Das Recht, nicht aussagen zu müssen, sieht die österreichische Rechtsordnung in Strafverfahren für Lebensgefährten bzw. Lebensgefährtinnen von angeklagten Personen grundsätzlich vor. Es handelt sich dabei um keinen Akt, der einer gerichtlichen Billigung oder Bewilligung bedarf. Die 30-Jährige machte davon auch Gebrauch. „Ich bin nach wie vor mit ihm zusammen. Wir haben eine traditionelle Ehe geschlossen“, merkte sie an.

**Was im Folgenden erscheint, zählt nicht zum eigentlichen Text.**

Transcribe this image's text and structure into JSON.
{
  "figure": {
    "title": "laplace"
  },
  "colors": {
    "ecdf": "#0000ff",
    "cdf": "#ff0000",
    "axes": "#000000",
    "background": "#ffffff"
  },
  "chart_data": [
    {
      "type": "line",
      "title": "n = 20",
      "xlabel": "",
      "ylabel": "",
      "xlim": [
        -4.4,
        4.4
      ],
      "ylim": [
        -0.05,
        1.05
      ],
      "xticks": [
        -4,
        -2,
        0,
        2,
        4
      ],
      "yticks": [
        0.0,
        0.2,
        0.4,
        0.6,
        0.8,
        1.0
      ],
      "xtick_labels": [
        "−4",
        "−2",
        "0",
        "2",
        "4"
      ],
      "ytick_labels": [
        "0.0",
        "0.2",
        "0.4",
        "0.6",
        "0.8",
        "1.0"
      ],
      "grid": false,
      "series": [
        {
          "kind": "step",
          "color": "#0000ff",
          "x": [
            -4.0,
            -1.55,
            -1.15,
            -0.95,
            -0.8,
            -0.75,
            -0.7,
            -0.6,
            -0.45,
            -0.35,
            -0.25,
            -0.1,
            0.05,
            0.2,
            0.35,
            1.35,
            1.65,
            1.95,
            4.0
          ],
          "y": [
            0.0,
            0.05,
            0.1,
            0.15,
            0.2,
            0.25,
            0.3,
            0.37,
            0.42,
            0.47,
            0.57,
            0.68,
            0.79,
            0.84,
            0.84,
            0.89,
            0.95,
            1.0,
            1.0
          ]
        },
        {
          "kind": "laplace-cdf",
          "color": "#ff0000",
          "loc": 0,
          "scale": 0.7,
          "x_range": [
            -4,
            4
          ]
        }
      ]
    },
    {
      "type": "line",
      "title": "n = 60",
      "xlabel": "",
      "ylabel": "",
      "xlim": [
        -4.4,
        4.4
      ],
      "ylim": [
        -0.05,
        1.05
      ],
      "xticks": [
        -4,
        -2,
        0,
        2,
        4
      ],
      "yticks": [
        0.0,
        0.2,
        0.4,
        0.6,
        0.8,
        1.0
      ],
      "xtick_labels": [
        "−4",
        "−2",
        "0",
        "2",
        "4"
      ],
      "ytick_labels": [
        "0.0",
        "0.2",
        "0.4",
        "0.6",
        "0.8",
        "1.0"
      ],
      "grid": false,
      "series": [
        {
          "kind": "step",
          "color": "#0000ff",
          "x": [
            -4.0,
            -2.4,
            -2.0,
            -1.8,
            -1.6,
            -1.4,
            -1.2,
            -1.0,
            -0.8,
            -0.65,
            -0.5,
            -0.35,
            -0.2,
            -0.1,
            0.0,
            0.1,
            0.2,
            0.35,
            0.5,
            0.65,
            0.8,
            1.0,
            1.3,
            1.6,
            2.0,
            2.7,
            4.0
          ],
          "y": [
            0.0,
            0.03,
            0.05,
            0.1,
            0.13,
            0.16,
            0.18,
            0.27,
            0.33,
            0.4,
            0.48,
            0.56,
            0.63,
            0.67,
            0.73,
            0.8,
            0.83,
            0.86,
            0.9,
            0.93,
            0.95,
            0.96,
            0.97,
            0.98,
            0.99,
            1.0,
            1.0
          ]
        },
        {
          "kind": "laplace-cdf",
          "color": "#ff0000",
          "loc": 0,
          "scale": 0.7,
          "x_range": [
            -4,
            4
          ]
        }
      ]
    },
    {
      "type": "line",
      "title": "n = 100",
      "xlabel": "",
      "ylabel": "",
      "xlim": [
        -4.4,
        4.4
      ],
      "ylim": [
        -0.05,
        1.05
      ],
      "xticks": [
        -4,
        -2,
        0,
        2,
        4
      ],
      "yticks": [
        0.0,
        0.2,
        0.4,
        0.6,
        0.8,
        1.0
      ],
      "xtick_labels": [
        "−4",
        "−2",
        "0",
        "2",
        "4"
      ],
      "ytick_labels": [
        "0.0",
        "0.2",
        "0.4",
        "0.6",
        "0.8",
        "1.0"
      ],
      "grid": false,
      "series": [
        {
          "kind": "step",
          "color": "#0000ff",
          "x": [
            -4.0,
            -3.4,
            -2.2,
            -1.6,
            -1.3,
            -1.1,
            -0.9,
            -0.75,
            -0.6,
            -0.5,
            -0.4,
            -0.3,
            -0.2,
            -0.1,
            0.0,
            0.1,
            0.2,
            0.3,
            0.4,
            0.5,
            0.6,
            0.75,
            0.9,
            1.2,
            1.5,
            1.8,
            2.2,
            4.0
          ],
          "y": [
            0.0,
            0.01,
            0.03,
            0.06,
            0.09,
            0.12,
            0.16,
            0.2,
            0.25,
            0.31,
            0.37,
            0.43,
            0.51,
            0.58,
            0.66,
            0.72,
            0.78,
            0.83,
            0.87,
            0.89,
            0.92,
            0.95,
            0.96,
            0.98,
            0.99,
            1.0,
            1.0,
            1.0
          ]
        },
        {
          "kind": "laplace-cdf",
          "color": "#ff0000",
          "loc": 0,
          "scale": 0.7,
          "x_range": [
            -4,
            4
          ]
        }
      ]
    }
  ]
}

Der beigezogene psychiatrische Sachverständige Peter Hofmann ging davon aus, dass sich der Angeklagte vor der inkriminierten Tat mittels einer psychotropen Substanz - möglicherweise LSD - in einen die Zurechnungsfähigkeit ausschließenden Rauschzustand versetzt hatte. Der Drogenkonsum habe zu einer „kurzen psychotischen Episode“ geführt, die „nach wenigen Stunden“ wieder abgeklungen sei, meinte der Gutachter, wobei er von einer „Arbeitshypothese“ sprach. Mit Sicherheit klären ließ sich das vorerst nicht, weil der Angeklagte von seinem Aussageverweigerungsrecht Gebrauch machte und daher auch nichts zu allfällig konsumierten Substanzen sagte.

Gutachten benötigt

Die Verhandlung wurde schließlich auf unbestimmte Zeit vertagt. Die Richterin entschloss sich, ein toxikologisches Gutachten einzuholen, das die Frage beantworten soll, ob eine und allenfalls welche Substanz kausal für die Gewalttat war. Eruieren will die Richterin das mittels Blutspuren lassen, die der Angeklagte am Tatort hinterlassen hatte und die - wie zu hoffen ist - gesichert wurden und mittlerweile nicht der Vernichtung zugeführt wurden.